From the the City of Turin, you will learn about The Gate Project at Porta Palazzo, an urban regeneration initiative that uses a flexible, participatory approach to community development. With a wide platform of public and private participation and support, the city of Turin has transformed The Gate from a pilot project into a local development agency that integrates social inclusion, poverty and crime reduction and sustainable urban renewal
Speakers
Daranee Petsod
Executive Director, Grantmakers Concerned with Immigrants and Refugees (GCIR)
Daranee Petsod has worked on social and economic justice issues for the past 22 years. Prior to joining GCIR in December 1998, Daranee was a consultant working with foundations and nonprofits on program planning and communications. She previously served as interim executive director and development director for the Illinois Coalition for Immigrant and Refugee Rights and was a program officer for the Sophia Fund and the Field Foundation of Illinois, Inc. She has also worked as a policy analyst for the United Way, a social worker at a child-welfare agency, and an outreach worker for a refugee women’s services program. Daranee’s areas of expertise include immigrant integration, immigrant and refugee grantmaking, and building the capacity of immigrant-based organizations.
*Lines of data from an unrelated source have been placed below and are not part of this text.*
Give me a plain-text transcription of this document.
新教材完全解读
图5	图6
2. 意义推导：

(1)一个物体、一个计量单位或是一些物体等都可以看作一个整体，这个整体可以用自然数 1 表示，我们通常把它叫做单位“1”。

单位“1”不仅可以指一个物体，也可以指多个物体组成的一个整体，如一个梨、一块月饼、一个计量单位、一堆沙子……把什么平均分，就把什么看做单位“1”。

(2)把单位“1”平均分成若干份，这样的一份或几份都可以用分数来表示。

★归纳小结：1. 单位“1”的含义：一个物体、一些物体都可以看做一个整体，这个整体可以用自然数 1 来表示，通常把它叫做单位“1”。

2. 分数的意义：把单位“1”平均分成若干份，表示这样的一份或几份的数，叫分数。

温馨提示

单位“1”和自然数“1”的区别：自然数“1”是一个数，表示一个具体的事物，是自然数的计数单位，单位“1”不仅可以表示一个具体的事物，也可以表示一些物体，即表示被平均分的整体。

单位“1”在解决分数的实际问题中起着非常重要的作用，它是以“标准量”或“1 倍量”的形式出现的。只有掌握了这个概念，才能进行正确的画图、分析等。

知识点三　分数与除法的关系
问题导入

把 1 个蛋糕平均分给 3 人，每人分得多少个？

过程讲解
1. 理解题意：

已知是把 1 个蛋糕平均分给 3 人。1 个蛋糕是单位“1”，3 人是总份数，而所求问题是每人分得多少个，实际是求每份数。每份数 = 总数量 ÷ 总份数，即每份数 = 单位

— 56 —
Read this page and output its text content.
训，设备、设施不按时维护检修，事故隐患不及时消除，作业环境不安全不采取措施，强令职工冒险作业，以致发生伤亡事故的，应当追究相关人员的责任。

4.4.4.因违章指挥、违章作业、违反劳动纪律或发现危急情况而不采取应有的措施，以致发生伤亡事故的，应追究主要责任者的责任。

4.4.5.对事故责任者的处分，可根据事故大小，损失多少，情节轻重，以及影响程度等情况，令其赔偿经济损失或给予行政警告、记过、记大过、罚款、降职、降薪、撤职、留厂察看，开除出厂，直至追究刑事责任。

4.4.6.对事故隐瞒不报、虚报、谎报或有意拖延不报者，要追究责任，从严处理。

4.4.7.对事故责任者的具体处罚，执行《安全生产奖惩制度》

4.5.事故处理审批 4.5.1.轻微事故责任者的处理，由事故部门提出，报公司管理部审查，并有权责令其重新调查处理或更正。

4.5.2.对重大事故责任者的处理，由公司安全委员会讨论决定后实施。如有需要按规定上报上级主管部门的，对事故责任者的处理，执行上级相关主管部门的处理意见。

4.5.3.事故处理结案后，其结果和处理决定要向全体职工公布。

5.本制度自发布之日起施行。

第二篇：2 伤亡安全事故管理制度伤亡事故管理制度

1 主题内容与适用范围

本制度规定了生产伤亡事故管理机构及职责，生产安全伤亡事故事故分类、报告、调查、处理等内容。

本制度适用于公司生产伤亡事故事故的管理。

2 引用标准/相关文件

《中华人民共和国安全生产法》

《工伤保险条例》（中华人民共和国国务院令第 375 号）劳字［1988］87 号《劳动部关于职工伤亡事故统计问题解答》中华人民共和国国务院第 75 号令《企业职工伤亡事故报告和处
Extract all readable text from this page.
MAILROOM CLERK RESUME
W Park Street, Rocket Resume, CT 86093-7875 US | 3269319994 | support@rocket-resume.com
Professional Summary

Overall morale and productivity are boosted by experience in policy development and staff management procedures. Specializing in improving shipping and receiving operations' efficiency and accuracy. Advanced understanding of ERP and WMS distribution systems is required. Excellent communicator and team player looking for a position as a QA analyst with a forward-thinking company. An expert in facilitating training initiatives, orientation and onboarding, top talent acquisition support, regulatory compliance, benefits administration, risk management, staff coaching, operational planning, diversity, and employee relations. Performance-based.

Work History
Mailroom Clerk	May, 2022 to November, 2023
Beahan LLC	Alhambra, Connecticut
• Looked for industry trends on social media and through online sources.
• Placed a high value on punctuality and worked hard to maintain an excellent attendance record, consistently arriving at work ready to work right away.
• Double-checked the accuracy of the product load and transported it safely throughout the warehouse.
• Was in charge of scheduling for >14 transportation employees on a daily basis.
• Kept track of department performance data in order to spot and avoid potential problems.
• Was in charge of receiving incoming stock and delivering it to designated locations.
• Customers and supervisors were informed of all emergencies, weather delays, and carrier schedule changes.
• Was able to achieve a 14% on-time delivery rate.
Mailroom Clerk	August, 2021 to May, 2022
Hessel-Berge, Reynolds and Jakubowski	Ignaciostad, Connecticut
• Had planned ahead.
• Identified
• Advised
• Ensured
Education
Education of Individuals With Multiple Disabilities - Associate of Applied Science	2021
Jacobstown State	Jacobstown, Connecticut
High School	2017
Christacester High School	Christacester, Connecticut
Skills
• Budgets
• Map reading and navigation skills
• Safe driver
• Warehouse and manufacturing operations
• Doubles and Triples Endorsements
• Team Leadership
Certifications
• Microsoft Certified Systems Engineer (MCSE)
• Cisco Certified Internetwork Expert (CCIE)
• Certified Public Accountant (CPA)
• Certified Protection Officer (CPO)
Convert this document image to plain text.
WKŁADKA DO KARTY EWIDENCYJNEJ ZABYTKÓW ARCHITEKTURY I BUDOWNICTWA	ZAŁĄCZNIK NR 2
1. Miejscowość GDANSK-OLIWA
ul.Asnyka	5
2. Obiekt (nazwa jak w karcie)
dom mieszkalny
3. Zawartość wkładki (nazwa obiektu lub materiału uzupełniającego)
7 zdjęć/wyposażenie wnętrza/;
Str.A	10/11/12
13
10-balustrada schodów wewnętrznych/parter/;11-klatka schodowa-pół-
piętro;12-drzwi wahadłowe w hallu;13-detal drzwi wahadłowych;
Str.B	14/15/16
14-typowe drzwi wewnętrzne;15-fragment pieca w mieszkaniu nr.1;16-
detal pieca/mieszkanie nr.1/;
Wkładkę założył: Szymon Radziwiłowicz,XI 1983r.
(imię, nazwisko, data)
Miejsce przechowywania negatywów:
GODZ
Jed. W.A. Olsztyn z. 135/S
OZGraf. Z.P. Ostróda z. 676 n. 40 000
Daranee has authored and co-authored a number of publications, most recently Investing in Our Communities: Strategies for Immigrant Integration in 2006. Other publications include: Arab, Middle Eastern, Muslim, and South Asian Communities in the San Francisco Bay Area: An Introduction for Grantmakers (2004), Newcomers in the American Workplace: Improving Employment Outcomes for Low-Wage Immigrants and Refugees (2003), and Moving from Welfare to Work: The Experiences of Refugee Women in Illinois (1999). Daranee holds a master’s degree in social policy from the University of Chicago.
Clare O’Shea
Senior Planner, Village of Mount Prospect, Chicago
Clare O’Shea is the Senior Planner for the Village of Mount Prospect, Illinois. In her current role, Ms. O’Shea is responsible for long range planning, grant writing, and economic development activities. Ms. O’Shea recently served as the project leader of implementation and construction of Mount Prospect’s Community Connections Center. The Center benefits the community by bringing services to a previously underserved population and is the result of multiple grants awarded to the Village of Mount Prospect from the Chicago Community Trust. The Center opened in August 2009 in collaboration with the Mount Prospect Public Library, District 214 Community Education, Northwest Community Hospital, and Community Consolidated School District 59.
Luca Cianfriglia
Director, “The Gate Project”
Since 2006, Luca has been the director of “The Gate Project”: public- private local development agency born to create, develop and manage specific regeneration projects on the area of Porta Palazzo in Turin. Luca has also been the director of “Parco Dora Committee”: public- private local development agency born to follow the physical and social transformation from industrial area to a new district (13.000 new inhabitant, 1 milion sqm) in Turin. Since 2007 he has been the collaborator with the Deputy Mayor of immigrants integration and urban regeneration policies of the Municipality of Turin. He has also been the project advisor for public organizations in the field of integration, urban regeneration, innovative reusing of abandoned areas, and empowerment of the local communities.